Glossary term

7/1 ARM

A 7/1 ARM is an adjustable-rate mortgage with a fixed rate for seven years and rate changes once per year after that.

Updated

May 17, 2026

Read time

3 min read

What Is a 7/1 ARM?

A 7/1 ARM is an adjustable-rate mortgage with a fixed interest rate for the first seven years and rate adjustments once per year after that. The first number identifies the fixed-rate period. The second number identifies the annual adjustment schedule after that period ends.

The loan sits between shorter ARMs such as a 3/1 ARM and longer fixed-rate mortgages. It can provide several years of payment stability, but it still carries reset risk if the borrower keeps the loan beyond year seven.

Key Takeaways

  • A 7/1 ARM has a seven-year fixed-rate period.
  • After year seven, the rate can adjust annually.
  • The adjusted rate generally equals an index plus a margin, subject to caps.
  • The structure may appeal to borrowers with a medium-term holding period.
  • The full reset payment matters more than the starting rate alone.

How the Seven-Year Period Works

For the first seven years, the borrower pays based on the initial fixed rate. At the first reset, the lender calculates the new rate using the loan's index and margin. Rate caps can limit the first adjustment, future annual adjustments, and lifetime rate movement, but they do not guarantee the payment will stay affordable.

The seven-year window can be useful when the borrower expects a realistic change before the first reset, such as selling the home, refinancing, or paying down the mortgage. That plan should be tested against the possibility that market conditions do not cooperate.

7/1 ARM Review Checklist

Question

Why it matters

How long will the home likely be owned?

The loan is less risky if the holding period is shorter than the fixed period.

What index and margin apply?

They determine the adjusted rate after year seven.

What are the caps?

They define the worst-case rate path under the contract.

Can the household afford a higher payment?

Refinancing or selling may not be available when planned.

Where It Fits

A 7/1 ARM may fit borrowers who want a lower initial rate than a long fixed-rate loan and have a credible medium-term plan. It may be less suitable for borrowers who expect to keep the home indefinitely, have little cash cushion, or need the introductory payment to make the loan affordable.
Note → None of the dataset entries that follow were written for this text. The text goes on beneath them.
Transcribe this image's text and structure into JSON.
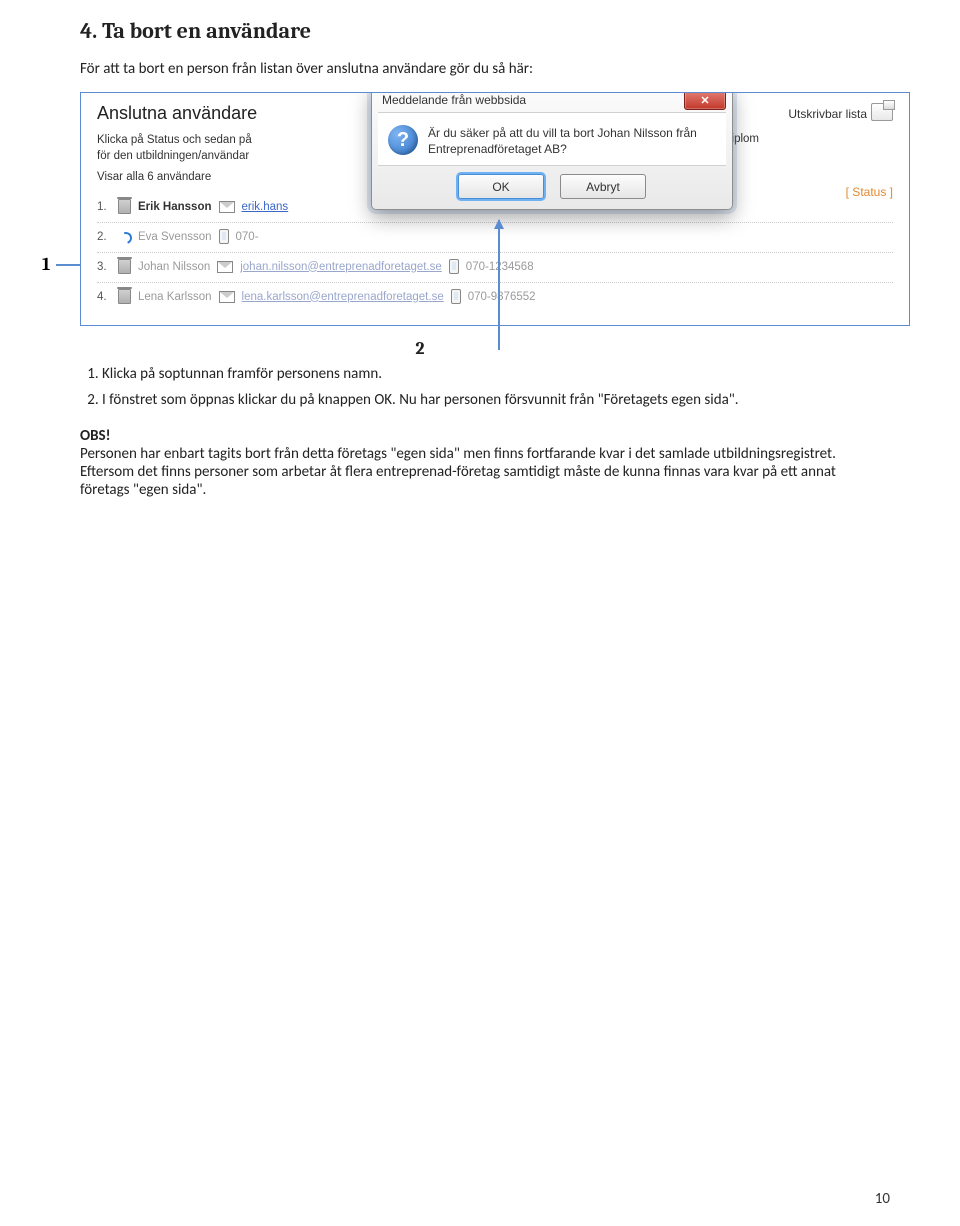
{
  "heading": "4. Ta bort en användare",
  "intro": "För att ta bort en person från listan över anslutna användare gör du så här:",
  "screenshot": {
    "panel_title": "Anslutna användare",
    "help_text": "Klicka på Status och sedan på\nför den utbildningen/användar",
    "help_tail": "att hämta/skriva ut diplom",
    "showing": "Visar alla 6 användare",
    "print_link": "Utskrivbar lista",
    "status_link": "[ Status ]",
    "users": [
      {
        "n": "1.",
        "name": "Erik Hansson",
        "email": "erik.hans",
        "phone": "",
        "faded": false,
        "extra": "mail"
      },
      {
        "n": "2.",
        "name": "Eva Svensson",
        "email": "",
        "phone": "070-",
        "faded": true,
        "extra": "arrow"
      },
      {
        "n": "3.",
        "name": "Johan Nilsson",
        "email": "johan.nilsson@entreprenadforetaget.se",
        "phone": "070-1234568",
        "faded": true,
        "extra": "trash"
      },
      {
        "n": "4.",
        "name": "Lena Karlsson",
        "email": "lena.karlsson@entreprenadforetaget.se",
        "phone": "070-9876552",
        "faded": true,
        "extra": "trash"
      }
    ]
  },
  "dialog": {
    "title": "Meddelande från webbsida",
    "message": "Är du säker på att du vill ta bort Johan Nilsson från Entreprenadföretaget AB?",
    "ok": "OK",
    "cancel": "Avbryt"
  },
  "callouts": {
    "one": "1",
    "two": "2"
  },
  "steps": {
    "s1": "Klicka på soptunnan framför personens namn.",
    "s2": "I fönstret som öppnas klickar du på knappen OK. Nu har personen försvunnit från \"Företagets egen sida\"."
  },
  "obs_label": "OBS!",
  "obs_p1": "Personen har enbart tagits bort från detta företags \"egen sida\" men finns fortfarande kvar i det samlade utbildningsregistret. Eftersom det finns personer som arbetar åt flera entreprenad-företag samtidigt måste de kunna finnas vara kvar på ett annat företags \"egen sida\".",
  "page_number": "10"
}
The best comparison is not just the monthly payment in year one. Borrowers should compare the 7/1 ARM with fixed-rate options and longer ARMs under different rate scenarios.

The Bottom Line

A 7/1 ARM is a mortgage with seven years of fixed-rate payments followed by annual adjustments. It can offer meaningful early stability, but the reset terms determine how much payment risk remains after the fixed period ends.